I disagree with the two solutions manuals here - I think dep_delay
is
the most important to define cancelled flights, because a cancelled
flight will not depart. If you have a flight that didn’t arrive, it
could be because it was diverted or because it crashed (as the solutions
manual points out) - which is not the same as being cancelled.
But if you just want to find flights that were not completed for any
reason, then arr_delay
is the best choice.
As you can see below, there were 1175 flights that departed but did not arrive:
flights %>%
filter(is.na(dep_delay) | is.na(arr_delay)) %>%
count()
## # A tibble: 1 x 1
## n
## <int>
## 1 9430
# 9430
flights %>%
filter(is.na(arr_delay)) %>%
count()
## # A tibble: 1 x 1
## n
## <int>
## 1 9430
# 9430
flights %>%
filter(is.na(dep_delay)) %>%
count()
## # A tibble: 1 x 1
## n
## <int>
## 1 8255
# 8255
- Look at the number of cancelled flights per day.
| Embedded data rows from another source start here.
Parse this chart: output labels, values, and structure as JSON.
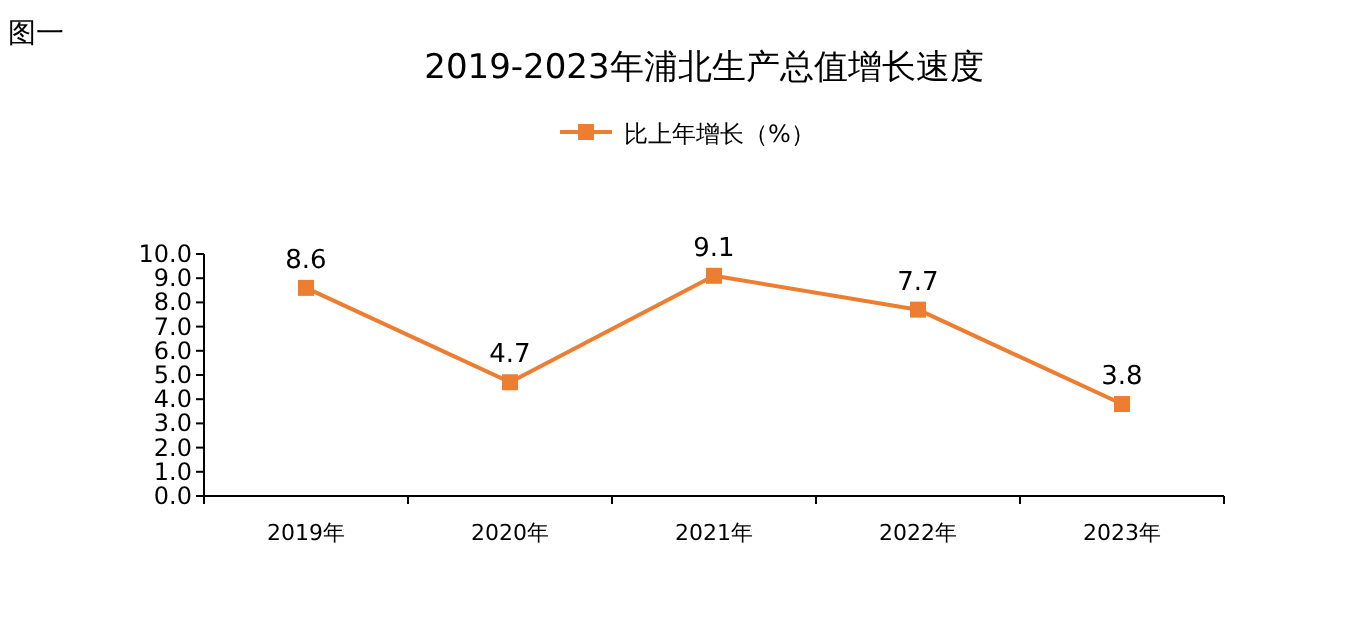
{
  "chart_data": {
    "type": "line",
    "title": "2019-2023年浦北生产总值增长速度",
    "annotations": [
      "图一"
    ],
    "categories": [
      "2019年",
      "2020年",
      "2021年",
      "2022年",
      "2023年"
    ],
    "series": [
      {
        "name": "比上年增长（%）",
        "color": "#ed7d31",
        "values": [
          8.6,
          4.7,
          9.1,
          7.7,
          3.8
        ]
      }
    ],
    "ylim": [
      0,
      10
    ],
    "yticks": [
      {
        "value": 0,
        "label": "0.0"
      },
      {
        "value": 1,
        "label": "1.0"
      },
      {
        "value": 2,
        "label": "2.0"
      },
      {
        "value": 3,
        "label": "3.0"
      },
      {
        "value": 4,
        "label": "4.0"
      },
      {
        "value": 5,
        "label": "5.0"
      },
      {
        "value": 6,
        "label": "6.0"
      },
      {
        "value": 7,
        "label": "7.0"
      },
      {
        "value": 8,
        "label": "8.0"
      },
      {
        "value": 9,
        "label": "9.0"
      },
      {
        "value": 10,
        "label": "10.0"
      }
    ],
    "marker": "square",
    "line_style": "solid",
    "legend": "top",
    "grid": false,
    "data_labels": true
  }
}
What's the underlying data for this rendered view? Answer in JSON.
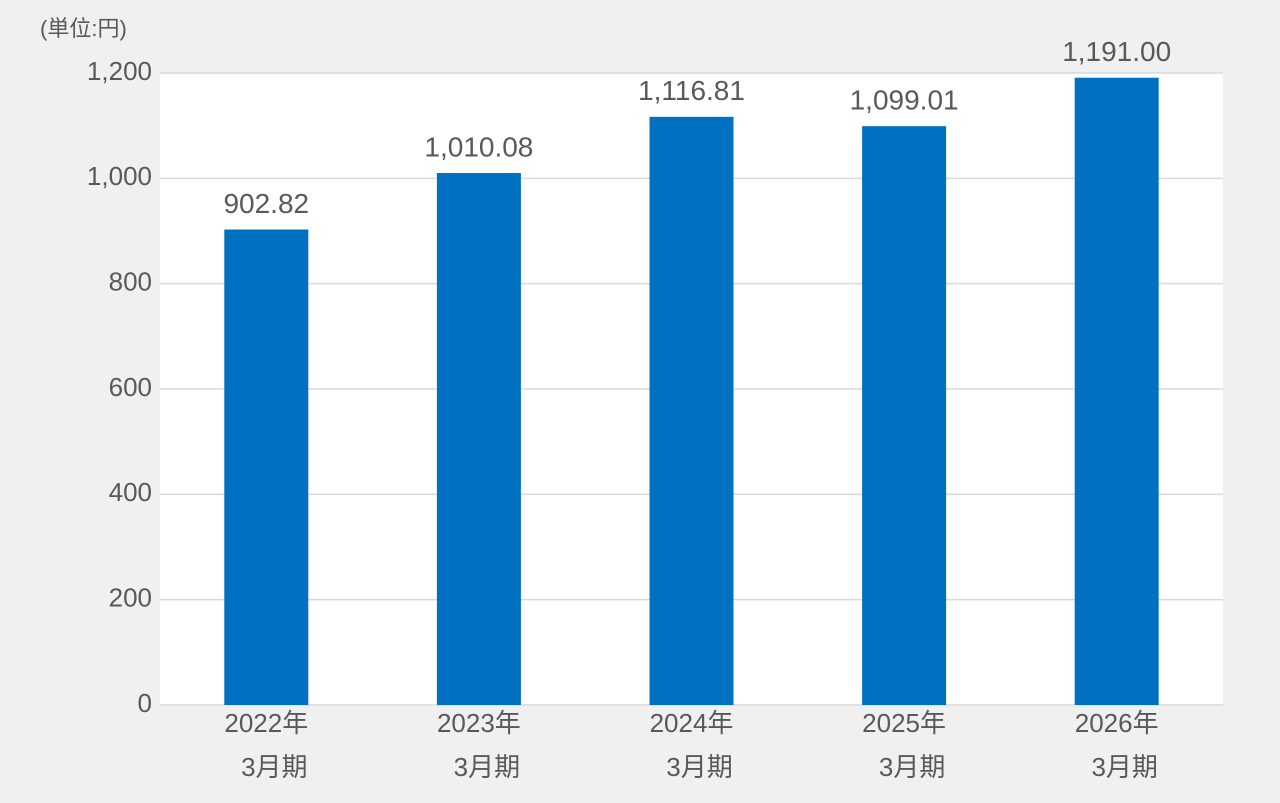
{
  "chart_data": {
    "type": "bar",
    "unit_label": "(単位:円)",
    "categories": [
      [
        "2022年",
        "3月期"
      ],
      [
        "2023年",
        "3月期"
      ],
      [
        "2024年",
        "3月期"
      ],
      [
        "2025年",
        "3月期"
      ],
      [
        "2026年",
        "3月期"
      ]
    ],
    "values": [
      902.82,
      1010.08,
      1116.81,
      1099.01,
      1191.0
    ],
    "value_labels": [
      "902.82",
      "1,010.08",
      "1,116.81",
      "1,099.01",
      "1,191.00"
    ],
    "color": "#0070c0",
    "ylim": [
      0,
      1200
    ],
    "yticks": [
      0,
      200,
      400,
      600,
      800,
      {
        "value": 1000,
        "label": "1,000"
      },
      {
        "value": 1200,
        "label": "1,200"
      }
    ],
    "grid": true
  }
}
Is there a pattern? Is the proportion of cancelled flights related to the average delay?
Plot the number of cancelled flights by day and look for pattern.
flights %>%
filter(is.na(arr_delay)) %>%
group_by(day) %>%
summarize(num = n()) %>%
ggplot(aes(x = day, y = num)) +
geom_line()
Looks like there are a lot more cancelled flights around the 8th day of the month - not sure why?
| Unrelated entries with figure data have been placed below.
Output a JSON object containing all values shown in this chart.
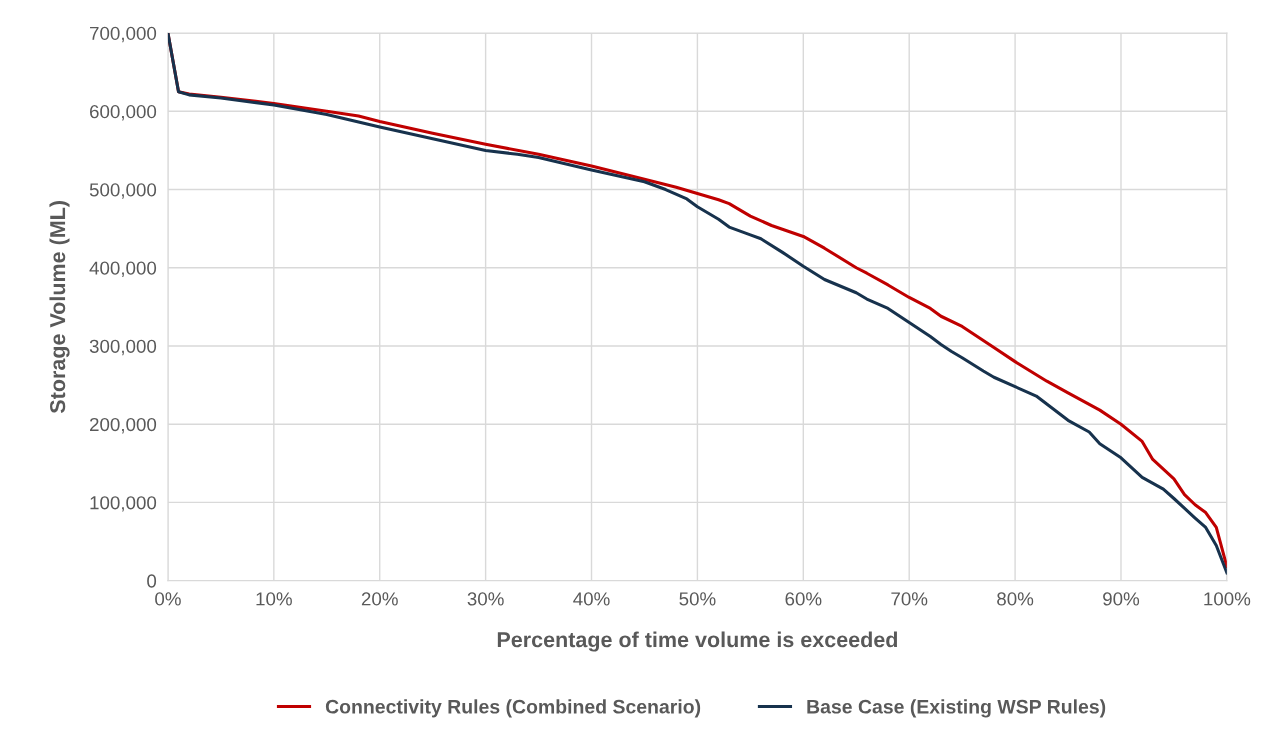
{
  "chart_data": {
    "type": "line",
    "xlabel": "Percentage of time volume is exceeded",
    "ylabel": "Storage Volume (ML)",
    "xlim": [
      0,
      100
    ],
    "ylim": [
      0,
      700000
    ],
    "xticks": [
      {
        "value": 0,
        "label": "0%"
      },
      {
        "value": 10,
        "label": "10%"
      },
      {
        "value": 20,
        "label": "20%"
      },
      {
        "value": 30,
        "label": "30%"
      },
      {
        "value": 40,
        "label": "40%"
      },
      {
        "value": 50,
        "label": "50%"
      },
      {
        "value": 60,
        "label": "60%"
      },
      {
        "value": 70,
        "label": "70%"
      },
      {
        "value": 80,
        "label": "80%"
      },
      {
        "value": 90,
        "label": "90%"
      },
      {
        "value": 100,
        "label": "100%"
      }
    ],
    "yticks": [
      0,
      {
        "value": 100000,
        "label": "100,000"
      },
      {
        "value": 200000,
        "label": "200,000"
      },
      {
        "value": 300000,
        "label": "300,000"
      },
      {
        "value": 400000,
        "label": "400,000"
      },
      {
        "value": 500000,
        "label": "500,000"
      },
      {
        "value": 600000,
        "label": "600,000"
      },
      {
        "value": 700000,
        "label": "700,000"
      }
    ],
    "grid": true,
    "legend": "bottom",
    "marker": "none",
    "line_style": "solid",
    "series": [
      {
        "name": "Connectivity Rules (Combined Scenario)",
        "color": "#c00000",
        "x": [
          0,
          1,
          2,
          5,
          10,
          15,
          18,
          20,
          25,
          30,
          35,
          40,
          45,
          48,
          50,
          52,
          53,
          55,
          57,
          60,
          62,
          65,
          66,
          68,
          70,
          72,
          73,
          75,
          78,
          80,
          83,
          85,
          88,
          90,
          92,
          93,
          95,
          96,
          97,
          98,
          99,
          100
        ],
        "values": [
          700000,
          625000,
          622000,
          618000,
          610000,
          600000,
          594000,
          587000,
          572000,
          558000,
          545000,
          530000,
          513000,
          503000,
          495000,
          487000,
          482000,
          466000,
          454000,
          440000,
          425000,
          400000,
          393000,
          378000,
          362000,
          348000,
          338000,
          325000,
          298000,
          280000,
          255000,
          240000,
          218000,
          200000,
          178000,
          155000,
          130000,
          110000,
          97000,
          87000,
          68000,
          18000
        ]
      },
      {
        "name": "Base Case (Existing WSP Rules)",
        "color": "#17324d",
        "x": [
          0,
          1,
          2,
          5,
          10,
          15,
          20,
          25,
          30,
          33,
          35,
          40,
          45,
          47,
          49,
          50,
          52,
          53,
          55,
          56,
          58,
          60,
          62,
          65,
          66,
          68,
          70,
          72,
          73,
          74,
          75,
          77,
          78,
          80,
          82,
          85,
          87,
          88,
          90,
          92,
          94,
          95,
          97,
          98,
          99,
          100
        ],
        "values": [
          700000,
          625000,
          621000,
          617000,
          608000,
          596000,
          580000,
          565000,
          550000,
          545000,
          541000,
          525000,
          510000,
          500000,
          488000,
          478000,
          462000,
          452000,
          442000,
          437000,
          420000,
          402000,
          385000,
          368000,
          360000,
          348000,
          330000,
          312000,
          302000,
          293000,
          285000,
          268000,
          260000,
          248000,
          236000,
          205000,
          190000,
          175000,
          157000,
          132000,
          117000,
          105000,
          80000,
          68000,
          45000,
          10000
        ]
      }
    ]
  }
}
Maybe it’s more helpful to look at month and day:
flights %>%
filter(is.na(arr_delay)) %>%
group_by(month, day) %>%
summarize(num = n()) %>%
ggplot(aes(x = day, y = num)) +
geom_line() +
facet_wrap(~ month)
I googled Feb 8, 2013 in NYC and found this: https://en.wikipedia.org/wiki/Early_February_2013_North_American_blizzard
Makes sense!
Cancelled flights vs. average delay:
flights %>%
group_by(day) %>%
summarize(prop_cancelled = mean(is.na(arr_delay)),
avg_arr_delay = mean(arr_delay, na.rm = T)) %>%
ggplot(aes(x = avg_arr_delay, y = prop_cancelled)) +
geom_point() +
geom_smooth(method = "lm", se = F) +
labs(x = "average arrival delay",
y = "proportion of flights cancelled",
title = "Flight cancellations vs. arrival delays by day")
## `geom_smooth()` using formula 'y ~ x'
Looks like a positive association.